A group of Burtonsville residents is pressuring a shopping center landlord to keep a farmers’ market in town and big-box retailers out.

Chris Jones, president of Bethesda Management Co., hopes to revive the Burtonsville Shopping Center, at Columbia Pike and Spencer-ville Road, with an anchor and several smaller tenants.

Mr. Jones would not speculate on the size of the anchor tenant, saying there is “a great deal of uncertainty.” He has preliminary approval from Montgomery County to demolish the site and erect a new building with a 100,000-square-foot anchor store and smaller tenants — depending on the tenants he is able to bring to the site, according to the Montgomery County Department of Park and Planning.

Some area residents are concerned that one tenant in particular — the Dutch Country Farmers Market — will lose its lease. The market, which has produce, meat, dairy, bakery, candy and craft stands as well as a restaurant, is operated Thursday to Saturday by Amish and Mennonites.

“We are trying to preserve the sense of community that you have here,” said Shelley Rochester, a retired speech pathologist and organizer of the Coalition to Save the Dutch Market. “Almost everybody I speak to has been going there ever since it was built. … They have a very, very loyal following.”

Mrs. Rochester has gathered more than 1,000 names and e-mail addresses for the Coalition to Save the Dutch Market, she said.

Mr. Jones has promised residents that he will not put a Wal-Mart or Kmart on the site, but left other big-box retailers, such as Costco or Target, on the table, drawing more ire from residents.

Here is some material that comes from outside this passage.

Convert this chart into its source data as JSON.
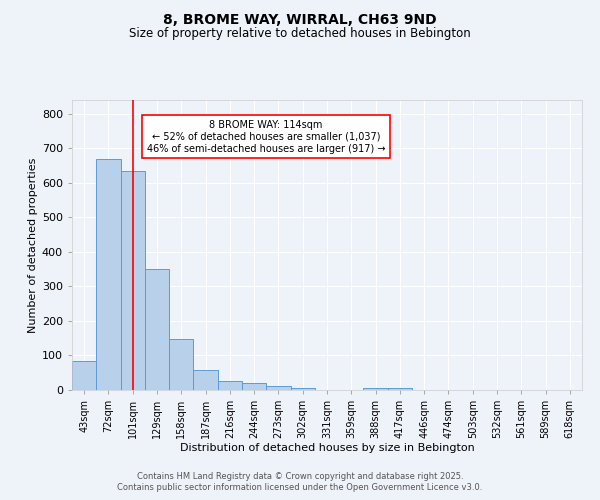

“Our concern is if an oversized, big-box store moves in there, it would be inappropriate to our community,” Mrs. Rochester said, adding that Burtonsville has a small-town feel that would be eliminated by a big-box retailer.

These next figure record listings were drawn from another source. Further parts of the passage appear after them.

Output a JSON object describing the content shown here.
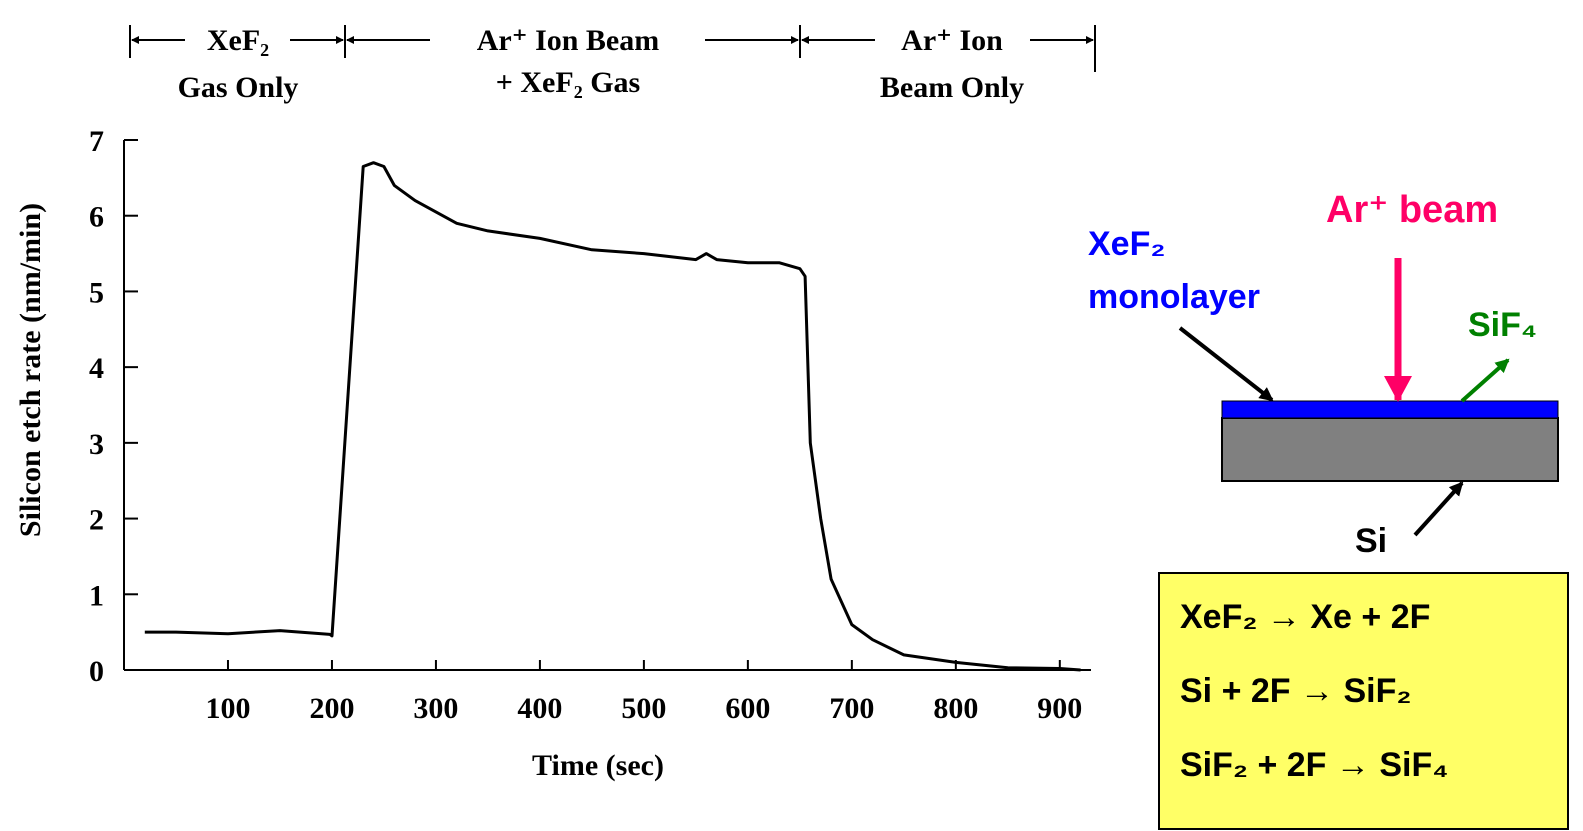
{
  "chart_data": {
    "type": "line",
    "regions": [
      {
        "top": "XeF₂",
        "bottom": "Gas Only"
      },
      {
        "top": "Ar⁺ Ion Beam",
        "bottom": "+ XeF₂ Gas"
      },
      {
        "top": "Ar⁺ Ion",
        "bottom": "Beam Only"
      }
    ],
    "y_label": "Silicon etch rate (nm/min)",
    "x_label": "Time (sec)",
    "x": [
      20,
      50,
      100,
      150,
      198,
      200,
      230,
      240,
      250,
      260,
      280,
      300,
      320,
      350,
      400,
      450,
      500,
      550,
      560,
      570,
      600,
      630,
      650,
      655,
      660,
      670,
      680,
      700,
      720,
      750,
      800,
      850,
      900,
      920
    ],
    "values": [
      0.5,
      0.5,
      0.48,
      0.52,
      0.47,
      0.45,
      6.65,
      6.7,
      6.65,
      6.4,
      6.2,
      6.05,
      5.9,
      5.8,
      5.7,
      5.55,
      5.5,
      5.42,
      5.5,
      5.42,
      5.38,
      5.38,
      5.3,
      5.2,
      3.0,
      2.0,
      1.2,
      0.6,
      0.4,
      0.2,
      0.1,
      0.03,
      0.02,
      0
    ],
    "color": "#000000",
    "xlim": [
      0,
      930
    ],
    "ylim": [
      0,
      7
    ],
    "xticks": [
      100,
      200,
      300,
      400,
      500,
      600,
      700,
      800,
      900
    ],
    "yticks": [
      0,
      1,
      2,
      3,
      4,
      5,
      6,
      7
    ]
  },
  "diagram": {
    "layer_label_1": "XeF₂",
    "layer_label_2": "monolayer",
    "beam_label": "Ar⁺ beam",
    "product_label": "SiF₄",
    "substrate_label": "Si",
    "equations": [
      "XeF₂ → Xe + 2F",
      "Si + 2F → SiF₂",
      "SiF₂ + 2F → SiF₄"
    ]
  }
}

“The traffic would increase tenfold and … it’s a stone’s throw from an elementary school. There will be kindergartners playing in the area just yards from trucks pulling in, loading and unloading merchandise,” she said.

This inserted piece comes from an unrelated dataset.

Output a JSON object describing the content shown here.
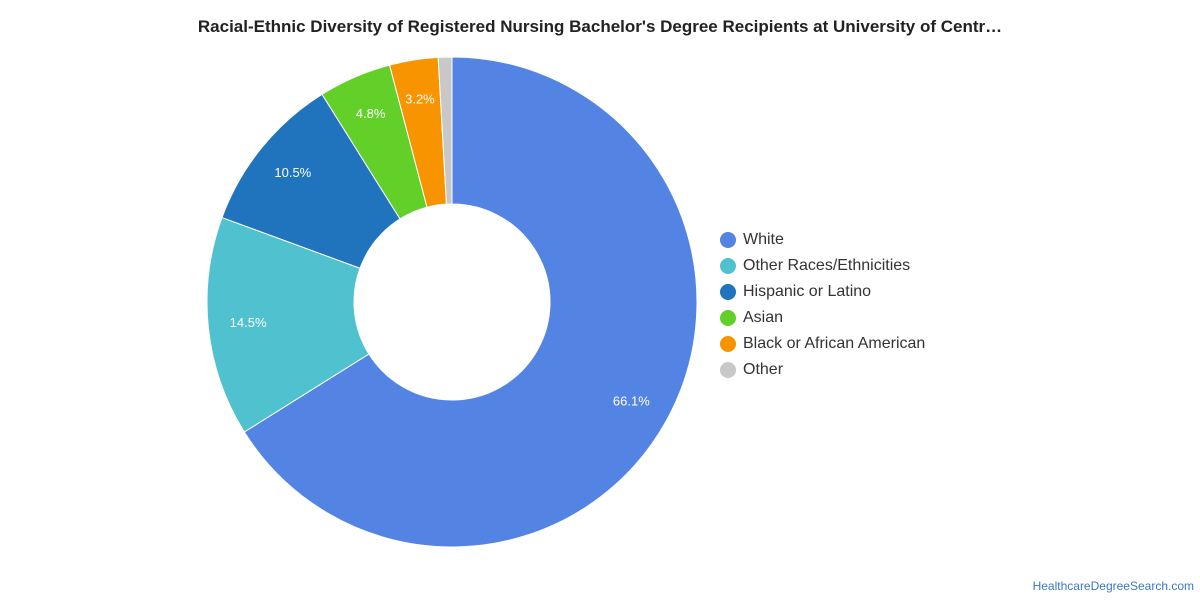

But Mr. Jones says any concern about future tenants at the shopping center, which also includes a Dunkin’ Donuts/Baskin Robbins store, Montgomery County ABC Liquor Store and a CVS pharmacy, is premature.

“We have signed no new tenants and we have not given the Dutch Market notice [to vacate],” he said. “We have a very good, very long relationship with the Amish; that will continue.”

All of the tenants at the shopping center are on short-term leases.

“We’re not going to renew on a long-term basis until we know what’s happening,” Mr. Jones said. “Most have been on short-term leases for the past 10 years.”

Mr. Jones said he is not sure when the anchor or other tenants will be signed, saying it could take months or years.

“The state we’re in, some people are trying to take advantage of it to create controversy and conflict,” he said. “We have a very good relationship with the tenants and we expect that to continue.”

The site proposal was approved by the Department of Park and Planning. The county’s planning board issued an opinion letter in agreement in December.